DAVIS-Ag: A Synthetic Plant Dataset for Prototyping Domain-Inspired Active Vision in Agricultural Robots

In agricultural environments, viewpoint planning can be a critical functionality for a robot with visual sensors to obtain informative observations of objects of interest (e.g., fruits) from complex structures of plant with random occlusions. Although recent studies on active vision have shown some potential for agricultural tasks, each model has been designed and validated on a unique environment that would not easily be replicated for benchmarking novel methods being developed later.
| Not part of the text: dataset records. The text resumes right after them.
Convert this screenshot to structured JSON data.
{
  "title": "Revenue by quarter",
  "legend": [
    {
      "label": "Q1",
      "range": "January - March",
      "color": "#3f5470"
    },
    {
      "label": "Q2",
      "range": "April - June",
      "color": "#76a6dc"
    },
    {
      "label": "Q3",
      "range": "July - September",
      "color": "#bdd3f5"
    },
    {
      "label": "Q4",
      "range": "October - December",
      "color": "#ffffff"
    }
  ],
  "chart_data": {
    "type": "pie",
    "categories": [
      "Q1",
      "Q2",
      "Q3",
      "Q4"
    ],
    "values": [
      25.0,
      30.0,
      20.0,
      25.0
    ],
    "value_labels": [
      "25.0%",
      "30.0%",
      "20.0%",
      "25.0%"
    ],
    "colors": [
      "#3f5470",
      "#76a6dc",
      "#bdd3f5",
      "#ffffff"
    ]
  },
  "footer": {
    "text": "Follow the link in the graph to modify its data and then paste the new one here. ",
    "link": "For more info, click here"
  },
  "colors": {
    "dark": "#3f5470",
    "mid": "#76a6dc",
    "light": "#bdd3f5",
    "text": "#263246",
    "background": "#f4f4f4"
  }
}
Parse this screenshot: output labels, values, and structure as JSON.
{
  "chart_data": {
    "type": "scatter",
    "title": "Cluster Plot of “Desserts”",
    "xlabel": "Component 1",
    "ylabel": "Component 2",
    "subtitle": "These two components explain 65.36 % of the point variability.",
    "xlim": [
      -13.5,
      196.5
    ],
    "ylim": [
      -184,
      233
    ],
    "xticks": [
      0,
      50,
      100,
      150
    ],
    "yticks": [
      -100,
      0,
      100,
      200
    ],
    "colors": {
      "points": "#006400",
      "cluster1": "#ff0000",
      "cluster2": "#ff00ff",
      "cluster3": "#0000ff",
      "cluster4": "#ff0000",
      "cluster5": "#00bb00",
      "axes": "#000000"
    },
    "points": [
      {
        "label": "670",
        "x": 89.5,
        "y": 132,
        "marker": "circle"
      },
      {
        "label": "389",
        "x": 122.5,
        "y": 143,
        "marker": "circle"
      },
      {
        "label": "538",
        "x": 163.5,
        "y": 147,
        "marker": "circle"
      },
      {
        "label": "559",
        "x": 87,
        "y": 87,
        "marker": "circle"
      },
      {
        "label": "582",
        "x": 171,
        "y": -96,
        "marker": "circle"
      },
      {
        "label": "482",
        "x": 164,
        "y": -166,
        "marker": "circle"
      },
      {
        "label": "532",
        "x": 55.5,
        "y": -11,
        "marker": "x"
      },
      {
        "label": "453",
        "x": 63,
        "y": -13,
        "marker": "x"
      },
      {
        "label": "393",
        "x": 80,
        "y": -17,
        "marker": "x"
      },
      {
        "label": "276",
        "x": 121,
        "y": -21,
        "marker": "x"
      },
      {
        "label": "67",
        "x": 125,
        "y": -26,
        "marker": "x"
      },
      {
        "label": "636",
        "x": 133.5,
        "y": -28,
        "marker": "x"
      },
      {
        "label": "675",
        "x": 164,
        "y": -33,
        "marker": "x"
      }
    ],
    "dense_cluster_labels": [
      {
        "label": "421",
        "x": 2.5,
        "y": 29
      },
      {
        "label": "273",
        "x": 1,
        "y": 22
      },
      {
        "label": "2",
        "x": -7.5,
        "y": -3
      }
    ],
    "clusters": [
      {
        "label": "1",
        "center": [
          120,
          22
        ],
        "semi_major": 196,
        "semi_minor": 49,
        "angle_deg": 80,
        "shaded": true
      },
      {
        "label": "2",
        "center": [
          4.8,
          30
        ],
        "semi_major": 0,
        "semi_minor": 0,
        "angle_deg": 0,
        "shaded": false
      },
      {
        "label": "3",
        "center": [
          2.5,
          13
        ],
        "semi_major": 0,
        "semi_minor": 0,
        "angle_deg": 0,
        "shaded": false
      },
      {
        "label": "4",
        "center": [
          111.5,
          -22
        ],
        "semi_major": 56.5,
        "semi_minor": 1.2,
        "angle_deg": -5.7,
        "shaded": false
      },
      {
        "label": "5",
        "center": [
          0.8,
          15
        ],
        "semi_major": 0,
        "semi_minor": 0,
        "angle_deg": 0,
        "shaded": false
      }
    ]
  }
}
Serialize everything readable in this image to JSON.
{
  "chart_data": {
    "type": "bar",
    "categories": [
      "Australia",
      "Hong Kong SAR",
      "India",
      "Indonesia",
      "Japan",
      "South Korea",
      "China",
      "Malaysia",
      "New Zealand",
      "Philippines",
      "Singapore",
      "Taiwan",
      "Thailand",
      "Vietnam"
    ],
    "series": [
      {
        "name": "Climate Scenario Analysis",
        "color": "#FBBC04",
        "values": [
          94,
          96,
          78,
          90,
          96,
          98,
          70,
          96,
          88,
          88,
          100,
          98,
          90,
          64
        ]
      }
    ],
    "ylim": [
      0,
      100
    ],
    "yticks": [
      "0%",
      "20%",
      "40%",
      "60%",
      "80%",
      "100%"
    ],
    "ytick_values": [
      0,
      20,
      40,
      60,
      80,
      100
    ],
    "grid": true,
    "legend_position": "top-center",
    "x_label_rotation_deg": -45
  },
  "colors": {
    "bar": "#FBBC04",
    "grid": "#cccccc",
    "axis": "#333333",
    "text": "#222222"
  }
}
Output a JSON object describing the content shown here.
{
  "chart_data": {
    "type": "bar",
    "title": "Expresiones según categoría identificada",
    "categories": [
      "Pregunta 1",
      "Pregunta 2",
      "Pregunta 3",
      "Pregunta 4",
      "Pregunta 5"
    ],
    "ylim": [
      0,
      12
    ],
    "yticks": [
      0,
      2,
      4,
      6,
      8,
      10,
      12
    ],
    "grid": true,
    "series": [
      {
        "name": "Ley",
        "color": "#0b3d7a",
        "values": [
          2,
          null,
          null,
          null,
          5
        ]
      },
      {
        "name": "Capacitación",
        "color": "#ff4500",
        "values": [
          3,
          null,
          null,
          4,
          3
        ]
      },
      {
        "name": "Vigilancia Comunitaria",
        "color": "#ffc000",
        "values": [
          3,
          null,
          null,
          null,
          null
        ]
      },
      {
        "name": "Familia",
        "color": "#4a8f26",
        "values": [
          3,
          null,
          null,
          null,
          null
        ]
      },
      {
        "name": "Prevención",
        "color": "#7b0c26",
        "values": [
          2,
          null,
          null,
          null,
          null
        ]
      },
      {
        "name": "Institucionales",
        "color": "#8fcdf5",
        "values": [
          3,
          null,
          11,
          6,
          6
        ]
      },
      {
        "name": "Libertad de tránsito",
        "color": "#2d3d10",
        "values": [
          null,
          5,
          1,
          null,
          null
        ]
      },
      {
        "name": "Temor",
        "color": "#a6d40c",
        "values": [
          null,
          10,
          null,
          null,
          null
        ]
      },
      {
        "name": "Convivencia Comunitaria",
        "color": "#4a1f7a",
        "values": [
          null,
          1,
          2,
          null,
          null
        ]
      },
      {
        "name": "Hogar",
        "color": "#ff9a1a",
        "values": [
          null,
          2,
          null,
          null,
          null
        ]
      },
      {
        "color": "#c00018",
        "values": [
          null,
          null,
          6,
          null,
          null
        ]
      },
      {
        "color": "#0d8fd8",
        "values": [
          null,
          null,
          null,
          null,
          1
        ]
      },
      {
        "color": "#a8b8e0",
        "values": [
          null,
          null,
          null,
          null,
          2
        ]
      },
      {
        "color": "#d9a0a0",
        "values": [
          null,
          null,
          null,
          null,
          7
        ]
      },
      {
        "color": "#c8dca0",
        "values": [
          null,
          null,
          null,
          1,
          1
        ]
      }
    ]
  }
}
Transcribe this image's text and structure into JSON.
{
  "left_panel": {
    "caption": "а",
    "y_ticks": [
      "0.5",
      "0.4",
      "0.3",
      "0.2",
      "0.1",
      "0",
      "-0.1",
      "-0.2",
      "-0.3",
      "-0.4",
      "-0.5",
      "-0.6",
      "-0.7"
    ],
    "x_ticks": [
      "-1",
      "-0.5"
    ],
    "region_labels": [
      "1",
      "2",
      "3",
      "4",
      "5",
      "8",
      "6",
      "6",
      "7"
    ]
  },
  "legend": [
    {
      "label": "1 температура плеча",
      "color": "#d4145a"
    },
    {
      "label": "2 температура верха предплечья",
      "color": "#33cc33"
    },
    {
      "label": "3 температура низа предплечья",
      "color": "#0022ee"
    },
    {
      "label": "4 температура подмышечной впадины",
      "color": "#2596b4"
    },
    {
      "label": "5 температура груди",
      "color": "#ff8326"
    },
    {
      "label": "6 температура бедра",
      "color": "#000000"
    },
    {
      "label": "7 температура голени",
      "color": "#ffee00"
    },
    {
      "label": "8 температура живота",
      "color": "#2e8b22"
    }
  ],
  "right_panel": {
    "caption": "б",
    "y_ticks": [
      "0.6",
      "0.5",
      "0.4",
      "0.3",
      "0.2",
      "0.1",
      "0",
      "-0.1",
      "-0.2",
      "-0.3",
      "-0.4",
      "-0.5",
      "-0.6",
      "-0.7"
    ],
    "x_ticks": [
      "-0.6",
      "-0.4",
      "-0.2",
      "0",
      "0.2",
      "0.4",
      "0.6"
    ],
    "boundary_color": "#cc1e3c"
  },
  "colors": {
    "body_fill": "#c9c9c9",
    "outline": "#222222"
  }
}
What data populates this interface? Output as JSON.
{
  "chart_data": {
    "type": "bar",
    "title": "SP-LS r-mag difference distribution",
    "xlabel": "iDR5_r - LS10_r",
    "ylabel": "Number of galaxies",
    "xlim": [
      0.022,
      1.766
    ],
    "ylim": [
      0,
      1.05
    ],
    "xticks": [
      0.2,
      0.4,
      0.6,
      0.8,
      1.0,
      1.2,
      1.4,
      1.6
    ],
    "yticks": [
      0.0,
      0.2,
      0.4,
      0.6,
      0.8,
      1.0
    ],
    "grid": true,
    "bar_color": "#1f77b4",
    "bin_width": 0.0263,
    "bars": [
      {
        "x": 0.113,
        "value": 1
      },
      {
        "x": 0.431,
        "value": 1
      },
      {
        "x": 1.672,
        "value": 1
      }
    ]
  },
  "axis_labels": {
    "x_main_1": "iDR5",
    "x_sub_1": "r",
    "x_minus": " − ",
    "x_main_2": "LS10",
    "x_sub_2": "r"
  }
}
In this paper, we introduce a dataset, so-called DAVIS-Ag, for promoting more extensive research on Domain-inspired Active VISion in Agriculture. To be specific, we leveraged our open-source "AgML" framework and 3D plant simulator of "Helios" to produce 502K RGB images from 30K densely sampled spatial locations in 632 synthetic orchards. Moreover, plant environments of strawberries, tomatoes, and grapes are considered at two different scales (i.e., Single-Plant and Multi-Plant). Useful labels are also provided for each image, including (1) bounding boxes and (2) instance segmentation masks for all identifiable fruits, and also (3) pointers to other images of the viewpoints that are reachable by an execution of action so as to simulate active viewpoint selections at each time step. Using DAVIS-Ag, we visualize motivating examples where fruit visibility can dramatically change depending on the pose of the camera view primarily due to occlusions by other components, such as leaves. Furthermore, we present several baseline models with experiment results for benchmarking in the task of target visibility maximization. Transferability to real strawberry environments is also investigated to demonstrate the feasibility of using the dataset for prototyping real-world solutions. For future research, our dataset is made publicly available online: https://github.com/ctyeong/DAVIS-Ag.

翻译：在农业环境中，视点规划对于配备视觉传感器的机器人而言，可能是一项关键功能，旨在从具有随机遮挡的复杂植物结构中获取感兴趣目标（如果实）的信息化观测。尽管近期关于主动视觉的研究在农业任务中展现出一定潜力，但每个模型均在独特环境中设计与验证，难以复现以用于后续开发新方法的基准测试。本文介绍一个名为DAVIS-Ag的数据集，旨在促进农业领域启发式主动视觉的更广泛研究。具体而言，我们利用开源“AgML”框架与“Helios”三维植物模拟器，从632个合成果园中3万个密集采样的空间位置生成了502K张RGB图像。此外，数据集涵盖了草莓、番茄和葡萄的植物环境，并包含两种不同尺度（即单株与多株）。每张图像均提供实用标注，包括：(1)所有可识别果实的边界框与(2)实例分割掩码，以及(3)指向通过执行动作可达的其他视点图像的指针，以模拟每个时间步的主动视点选择。基于DAVIS-Ag，我们可视化了一系列启发性案例，其中果实可见性可能因相机视点姿态（主要受叶片等其他组件遮挡影响）而发生显著变化。此外，我们提出了若干基线模型及实验结果，用于目标可见性最大化任务的基准测试。研究还探讨了向真实草莓环境的可迁移性，以证明使用该数据集进行实际解决方案原型设计的可行性。为支持未来研究，本数据集已公开在线发布：https://github.com/ctyeong/DAVIS-Ag。